High throughput screen for developmental neurotoxicity using human induced pluripotent stem cell-derived neurons

There is an increased need to develop reliable and efficient screening tools to identify chemicals with the potential to adversely affect neurological development. Human iPSC-derived neurons exhibit the functionality and behavior of mature neurons and are available in quantities sufficient for screening workflows. We have developed imaging and analysis methods that provide tools for the assessment of multiple toxicity phenotypes using live neuronal cells. Phenotypic read-outs included characterization of neurite outgrowth, branching, number of processes, cell viability, and nuclear condensation. Since mitochondrial function has been associated with neuronal function we have tested changes of mitochondria membrane potential. In addition, we have evaluated processes of autophagy and mitophagy, characterized by co-localization of mitochondria and autophagy granules. Autophagosomes can be readily visualized and characterized even in heterogeneous cell populations using automated imaging and high-content analysis of live or fixed cells.

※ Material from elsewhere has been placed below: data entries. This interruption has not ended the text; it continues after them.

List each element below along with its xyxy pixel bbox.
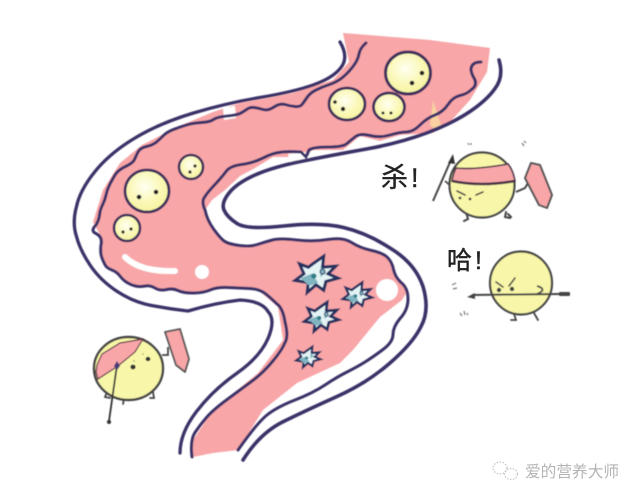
wavy inner wall upper xyxy=(93,43,366,457)
white highlight dot xyxy=(195,265,209,279)
warrior 3 body xyxy=(94,337,163,400)
germ middle xyxy=(304,302,339,331)
warrior 2 body xyxy=(490,252,552,314)
warrior 3 feet xyxy=(105,392,154,404)
warrior 1 face xyxy=(457,191,483,200)
cell large left xyxy=(125,170,169,212)
cream stain xyxy=(430,100,441,131)
warrior: spear through xyxy=(452,252,570,320)
warrior 1 sparks xyxy=(468,141,526,146)
white patch in lining xyxy=(223,106,236,120)
warrior 3 shield xyxy=(162,329,189,372)
warrior 1 shield xyxy=(516,163,552,208)
warrior: bandaged xyxy=(94,329,189,424)
warrior 2 sparks xyxy=(452,283,468,316)
cell top large xyxy=(386,52,430,94)
warrior 2 face xyxy=(496,278,515,291)
warrior 2 spear xyxy=(467,292,570,299)
warrior 1 headband lower line xyxy=(452,181,515,184)
watermark: brand xyxy=(493,462,619,481)
wavy inner wall lower xyxy=(203,62,481,450)
shout text: 杀: 杀! xyxy=(381,163,419,193)
cell top right xyxy=(374,93,404,121)
germ large xyxy=(295,256,338,292)
warrior 2 hand xyxy=(537,286,542,294)
white highlight streak xyxy=(125,257,175,271)
warrior 1 spear xyxy=(433,154,455,201)
cell top middle xyxy=(329,88,365,120)
cell small upper xyxy=(179,155,203,179)
warrior 2 feet xyxy=(511,313,538,320)
panel: intestine xyxy=(74,33,501,460)
warrior 1 body xyxy=(450,152,514,218)
outer wall upper left xyxy=(74,42,345,453)
warrior: headband with shield and spear xyxy=(433,141,552,221)
white highlight dot large xyxy=(376,279,398,301)
watermark text: 爱的营养大师 xyxy=(525,463,619,481)
germ right xyxy=(343,282,372,307)
outer wall right xyxy=(223,60,501,460)
shout text: 哈: 哈! xyxy=(447,247,482,275)
germ lower xyxy=(296,347,320,367)
warrior 3 face xyxy=(130,353,150,369)
warrior 3 bandage xyxy=(96,339,143,379)
warrior 1 feet xyxy=(464,212,511,221)
warrior 1 headband xyxy=(452,164,515,184)
warrior 3 spear xyxy=(107,361,120,424)
white gap near upper bend xyxy=(288,152,310,163)
cell small lower xyxy=(114,215,140,241)
icon: chat bubbles xyxy=(493,462,518,480)
intestine pink lining xyxy=(93,33,490,457)
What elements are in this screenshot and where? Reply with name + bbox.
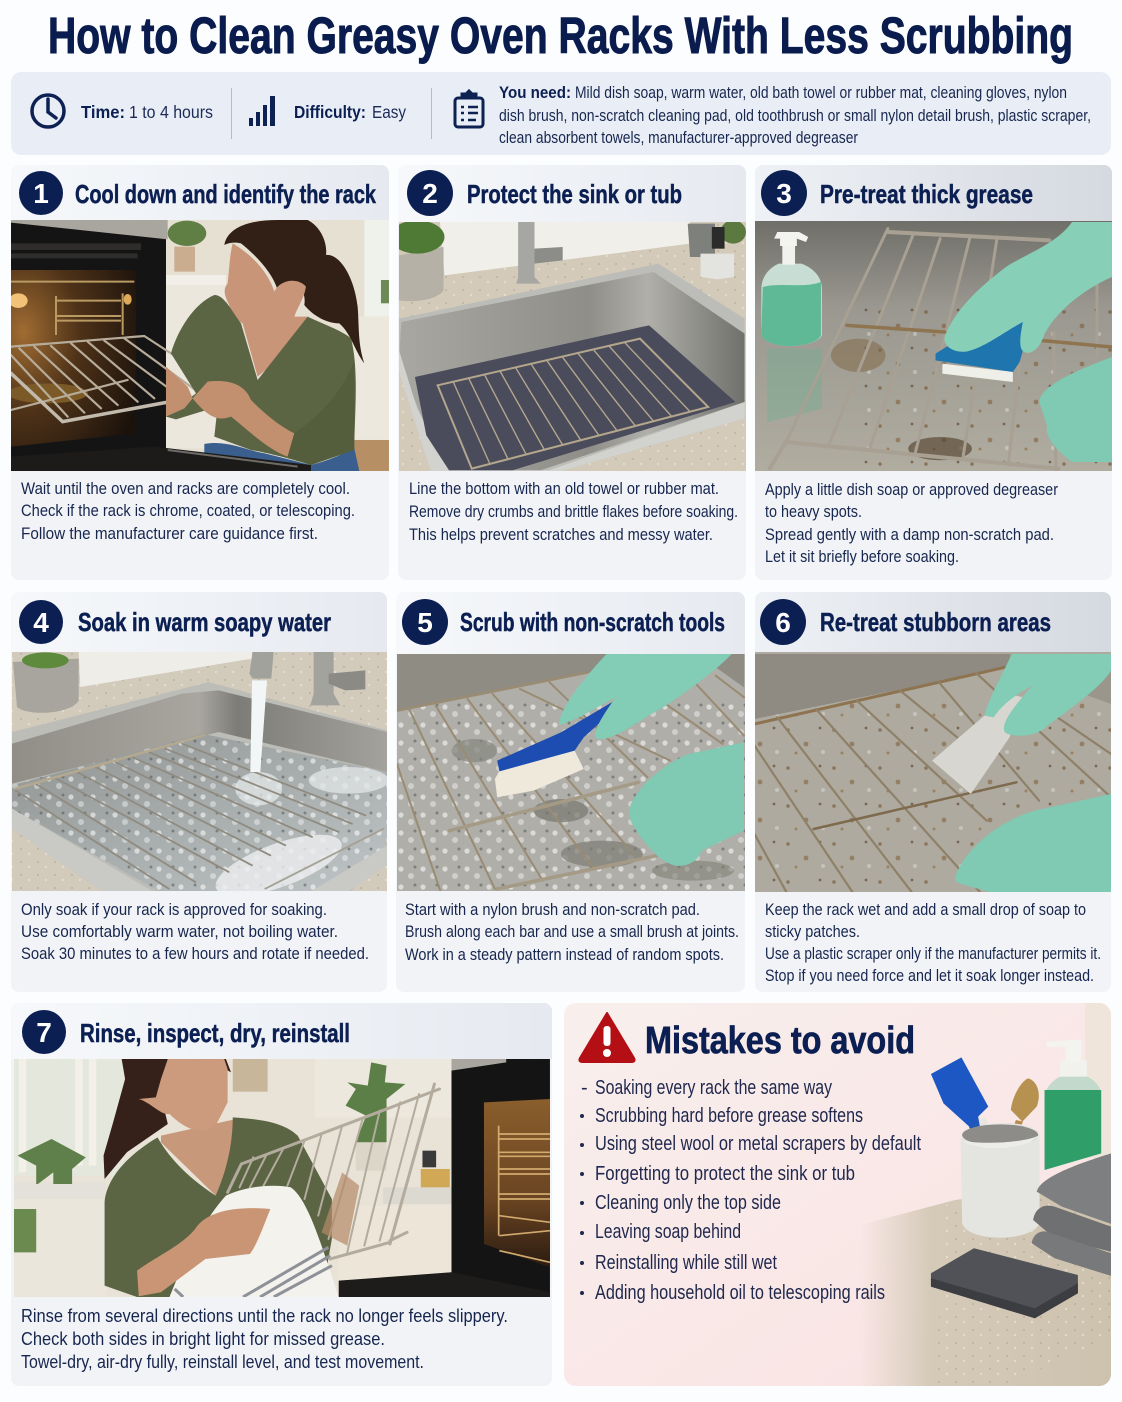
rack bars [770,229,1112,472]
step number 2 [407,170,453,216]
plastic scraper [932,694,1023,794]
blue brush [978,1118,988,1126]
time estimate: Time: [81,102,125,122]
white towel [170,1186,339,1297]
towels stack [1037,1153,1111,1224]
icon: clipboard [455,91,483,127]
nylon brush [495,751,584,797]
scouring pad [931,1248,1078,1318]
step 7 instructions: Rinse from several directions until the rack no longer feels slippery. [21,1306,508,1326]
step 1 instructions: Check if the rack is chrome, coated, or telescoping. [21,502,355,520]
step number 5 [402,599,448,645]
oven rack pulled out [11,334,194,424]
step number 1 [19,171,63,215]
step 4 instructions [21,901,369,963]
icon: clock [32,95,64,127]
heading: step 1: Cool down and identify the rack [75,179,376,209]
difficulty rating: Difficulty: [294,102,366,122]
step number 5: 5 [417,607,433,638]
photo: plastic scraper on stubborn spots [754,652,1111,892]
sponge [936,322,1023,372]
panel: step 2 [390,165,746,580]
step 4 instructions: Use comfortably warm water, not boiling water. [21,923,338,941]
photo: gloved hands spreading soap on rack [755,221,1112,472]
photo: rack soaking in soapy water [12,652,389,908]
step 3 instructions: to heavy spots. [765,503,862,521]
step 1 instructions [21,480,355,543]
supplies list [499,84,1091,147]
step 3 instructions: Apply a little dish soap or approved degreaser [765,481,1058,499]
info bar: time, difficulty, supplies [11,72,1111,155]
panel: step 5 [396,592,745,992]
step 1 instructions: Follow the manufacturer care guidance first. [21,525,318,543]
mistakes list: Forgetting to protect the sink or tub [595,1163,855,1185]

Additional information can be obtained about the mechanisms of autophagic stimulation or inhibition by studying the co-localization of mitochondria or lysosomes with autophagosomes. Dose-response curves were generated from multiple data outputs on a cell-by-cell basis, allowing discrimination between simple cytotoxicity and specific effects on cellular function. To validate the assay, the library of 80 compounds was evaluated. The library contained compounds known to cause neurotoxicity, compounds of environmental concern, and compounds that serve as negative controls. Effects on neurite outgrowth and viable cell number were assessed following a 72 hr of exposure. Mitochondrial membrane potential (MMP) activity was evaluated in parallel following a 1 hour exposure. Compounds were ranked by activity and selectivity (i.e., compound specific effects on neurite outgrowth and mitochondria integrity independent of cytotoxicity). This strategy is useful for ranking compounds for potential neurotoxicity effects and aids in prioritization for more comprehensive in vivo assessments.